Ils sont au courant ?

— Toi tu ne l'es pas par contre. J'imagine que Erik n'a pas voulu t'inquiéter. Ils ont appris la mort de Charlotte Schaap par l'hôpital. Normalement, les causes du décès sont confidentielles, mais des témoins avaient vu les secours près du théâtre, et savaient qu'une légende et que la BSVL s'y trouvait. Les signalisations vont vite...

— Ça... ça ne prouve rien.

­— Non, et ils ne connaissent pas les causes exactes de sa mort et ne te soupçonnent pas, mais ils n'apprécient pas la BSVL. Pas étonnant que leurs titres soient vindicatifs et qu'ils fouinent partout.

Le monde bascule de nouveau. Je me rattrape à la machine à café et manque de renverser le reste de ma tasse. Je me redresse aussitôt. L'espace m'oppresse, soudain. Les lumières de la salle, l'air saturé de chaleur. Si les journalistes sont au courant, je n'ai aucune chance de camoufler l'affaire. Erik non plus. Je suis prise au piège, et je ne suis pas la seule. L'affaire ne retombera pas uniquement sur moi. Elle affectera l'ensemble de mon équipe. Erik sera blâmé de m'avoir laissé partir, et Mark de ne pas m'avoir assistée. S'ils ouvrent une enquête, ils auront accès à nos appels de la veille et à nos positions GPS, incluses dans toutes les combinaisons de la BSVL.

Sauf si...

Mon enquête à Maastricht, si elle m'éloigne d'Amsterdam et de ses démons, va aussi attirer l'œil des journalistes. Si des dizaines de légendes réapparaissent, il est pourtant rare qu'elles parviennent à tuer qui que ce soit avant qu'on leur tire en pleine tête. Une série n'est pas uniquement rare, elle est pratiquement impossible. Pour que la police de Maastricht demande des renforts de la capitale, c'est qu'ils manquent de pistes. J'ai peut-être quitté la brigade de la police judiciaire, mais même sans mon badge, je sais encore enquêter.
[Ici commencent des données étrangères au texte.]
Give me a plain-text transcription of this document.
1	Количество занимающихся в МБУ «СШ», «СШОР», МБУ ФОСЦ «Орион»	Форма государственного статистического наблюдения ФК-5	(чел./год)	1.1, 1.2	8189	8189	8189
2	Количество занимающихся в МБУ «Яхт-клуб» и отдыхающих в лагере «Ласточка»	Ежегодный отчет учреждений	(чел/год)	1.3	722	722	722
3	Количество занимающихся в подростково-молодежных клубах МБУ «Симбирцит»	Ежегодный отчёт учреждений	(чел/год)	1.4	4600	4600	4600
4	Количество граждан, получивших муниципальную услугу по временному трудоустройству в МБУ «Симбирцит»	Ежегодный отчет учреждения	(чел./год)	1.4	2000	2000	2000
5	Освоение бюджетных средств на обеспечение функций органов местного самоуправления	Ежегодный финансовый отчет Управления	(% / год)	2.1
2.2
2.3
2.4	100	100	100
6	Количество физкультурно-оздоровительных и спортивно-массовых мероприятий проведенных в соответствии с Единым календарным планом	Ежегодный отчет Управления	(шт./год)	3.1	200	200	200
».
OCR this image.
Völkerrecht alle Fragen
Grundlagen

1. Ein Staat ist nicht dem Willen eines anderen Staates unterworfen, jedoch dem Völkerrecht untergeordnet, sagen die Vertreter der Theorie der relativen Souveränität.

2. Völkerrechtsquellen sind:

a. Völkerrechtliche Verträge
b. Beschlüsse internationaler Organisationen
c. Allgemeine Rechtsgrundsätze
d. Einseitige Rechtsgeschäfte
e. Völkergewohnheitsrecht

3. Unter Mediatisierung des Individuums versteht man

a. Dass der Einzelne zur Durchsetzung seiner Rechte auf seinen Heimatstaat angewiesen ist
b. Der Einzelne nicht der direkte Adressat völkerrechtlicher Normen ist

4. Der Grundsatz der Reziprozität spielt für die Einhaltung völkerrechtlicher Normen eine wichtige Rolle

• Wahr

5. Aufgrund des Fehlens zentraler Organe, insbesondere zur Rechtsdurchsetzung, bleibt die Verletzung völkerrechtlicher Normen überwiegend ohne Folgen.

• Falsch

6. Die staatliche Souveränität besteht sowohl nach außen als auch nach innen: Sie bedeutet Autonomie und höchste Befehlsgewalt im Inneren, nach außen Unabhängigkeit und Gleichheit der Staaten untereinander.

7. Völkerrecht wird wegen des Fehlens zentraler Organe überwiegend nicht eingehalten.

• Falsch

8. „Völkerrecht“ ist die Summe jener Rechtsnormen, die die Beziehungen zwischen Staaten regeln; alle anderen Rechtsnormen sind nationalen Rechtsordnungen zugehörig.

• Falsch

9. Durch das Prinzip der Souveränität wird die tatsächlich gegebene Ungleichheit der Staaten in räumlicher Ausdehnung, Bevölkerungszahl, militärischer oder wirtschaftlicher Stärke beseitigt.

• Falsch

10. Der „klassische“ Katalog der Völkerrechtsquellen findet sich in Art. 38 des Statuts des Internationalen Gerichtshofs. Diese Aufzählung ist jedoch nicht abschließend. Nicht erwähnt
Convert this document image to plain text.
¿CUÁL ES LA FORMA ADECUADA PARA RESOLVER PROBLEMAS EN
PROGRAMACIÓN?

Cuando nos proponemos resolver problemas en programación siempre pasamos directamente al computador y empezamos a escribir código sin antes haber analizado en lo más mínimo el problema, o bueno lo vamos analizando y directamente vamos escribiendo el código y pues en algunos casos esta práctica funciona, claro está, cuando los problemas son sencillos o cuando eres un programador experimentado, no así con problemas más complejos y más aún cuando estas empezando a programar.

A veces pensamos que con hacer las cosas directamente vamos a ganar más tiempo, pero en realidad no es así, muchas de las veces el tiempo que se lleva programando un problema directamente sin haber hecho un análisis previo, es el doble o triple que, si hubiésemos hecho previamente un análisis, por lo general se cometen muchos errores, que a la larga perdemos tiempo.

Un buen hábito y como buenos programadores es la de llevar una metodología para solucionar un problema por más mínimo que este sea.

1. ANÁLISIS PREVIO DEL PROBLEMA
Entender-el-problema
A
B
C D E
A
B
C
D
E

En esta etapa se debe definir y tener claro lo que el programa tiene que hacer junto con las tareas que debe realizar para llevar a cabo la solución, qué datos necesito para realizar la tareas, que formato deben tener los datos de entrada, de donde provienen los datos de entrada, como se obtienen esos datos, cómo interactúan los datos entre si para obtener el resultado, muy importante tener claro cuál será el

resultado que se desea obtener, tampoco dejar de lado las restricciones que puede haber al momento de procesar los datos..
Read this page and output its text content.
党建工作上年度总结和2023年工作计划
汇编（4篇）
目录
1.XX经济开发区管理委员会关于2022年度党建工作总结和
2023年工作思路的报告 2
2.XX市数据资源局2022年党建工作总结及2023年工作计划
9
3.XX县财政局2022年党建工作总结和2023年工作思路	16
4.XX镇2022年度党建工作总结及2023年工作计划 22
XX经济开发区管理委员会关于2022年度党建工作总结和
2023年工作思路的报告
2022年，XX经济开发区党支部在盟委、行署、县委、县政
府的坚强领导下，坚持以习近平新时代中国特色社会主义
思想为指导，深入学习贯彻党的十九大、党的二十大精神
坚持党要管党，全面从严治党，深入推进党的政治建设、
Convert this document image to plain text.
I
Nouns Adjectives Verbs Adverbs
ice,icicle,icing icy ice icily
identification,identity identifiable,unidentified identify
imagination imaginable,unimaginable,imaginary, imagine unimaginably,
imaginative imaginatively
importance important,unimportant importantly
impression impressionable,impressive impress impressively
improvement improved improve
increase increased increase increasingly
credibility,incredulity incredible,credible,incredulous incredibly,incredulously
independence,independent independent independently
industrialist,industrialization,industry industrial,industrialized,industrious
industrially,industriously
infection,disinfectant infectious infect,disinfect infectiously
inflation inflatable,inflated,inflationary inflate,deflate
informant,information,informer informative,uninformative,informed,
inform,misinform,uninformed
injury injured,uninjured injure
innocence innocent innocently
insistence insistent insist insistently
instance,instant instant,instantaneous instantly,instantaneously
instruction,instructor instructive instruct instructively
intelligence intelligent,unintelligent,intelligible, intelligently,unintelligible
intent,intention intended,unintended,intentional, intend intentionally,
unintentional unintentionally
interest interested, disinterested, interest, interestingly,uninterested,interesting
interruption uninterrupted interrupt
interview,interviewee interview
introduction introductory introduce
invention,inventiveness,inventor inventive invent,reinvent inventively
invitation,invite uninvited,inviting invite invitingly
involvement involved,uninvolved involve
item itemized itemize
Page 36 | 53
Une bonne presse sur moi, si je trouve le tueur rapidement.

En attendant, Erik va devoir gérer les questions. Va-t-il faire passer le meurtre de Charlotte comme causé par la main de Diana ? Il pourrait tout aussi bien dire que l'otage a, dans une tentative désespérée, décidé de mettre fin à sa vie, perdue d'avance à cause du virus dans ses cellules. Envisager ses possibilités me file la nausée, et je suis incapable de trouver une réponse satisfaisante. Comment savoir si mon enquête à Maastricht suffira, alors que j'ignore ce que les journalistes savent ?

— Je dois passer à l'hôpital, annoncé-je.

— Pour avoir des nouvelles de Charlotte Schaap ? Autant directement dire aux journalistes que tu te sens coupable ! C'est toi qui dois me mettre du plomb dans la tête, pas l'inverse !

Il se rend compte trop tard de son terrible choix de mots. J'ai déjà repris :

­— Non, pas uniquement. Je dois passer faire des examens. Ma combinaison a été désactivée un bref instant cette nuit. J'imagine que tu y es déjà passé ?

­— Ouais, aucune trace de magie. Impossible d'apprendre grand-chose sur Schaap, par contre. Je ne connais pas le personnel de l'hôpital comme toi.

Ses derniers mots s'évanouissent au loin. L'angoisse vive des examens cliniques a remplacé le peu de soulagement qu'il me restait. Si je ne sors pas vite, je vais étouffer dans mon anxiété et ma culpabilité.

— Je dois y aller, dis-je. Je te tiendrai au courant. Essaie de ne pas te faire propulser contre un mur une nouvelle fois durant mon absence à Maastricht. Oh, et lis un peu plus de légendes.

— Tu parles ! Aux dernières nouvelles, c'est bel et bien la « douce et généreuse » Diana Schaap de la légende qui a essayé de me tuer, pas la sanguinaire Helena !

Je pousse un soupir.

— Fais juste attention à toi, OK ?

— Ne t'en fais pas. Bon courage pour ton enquête.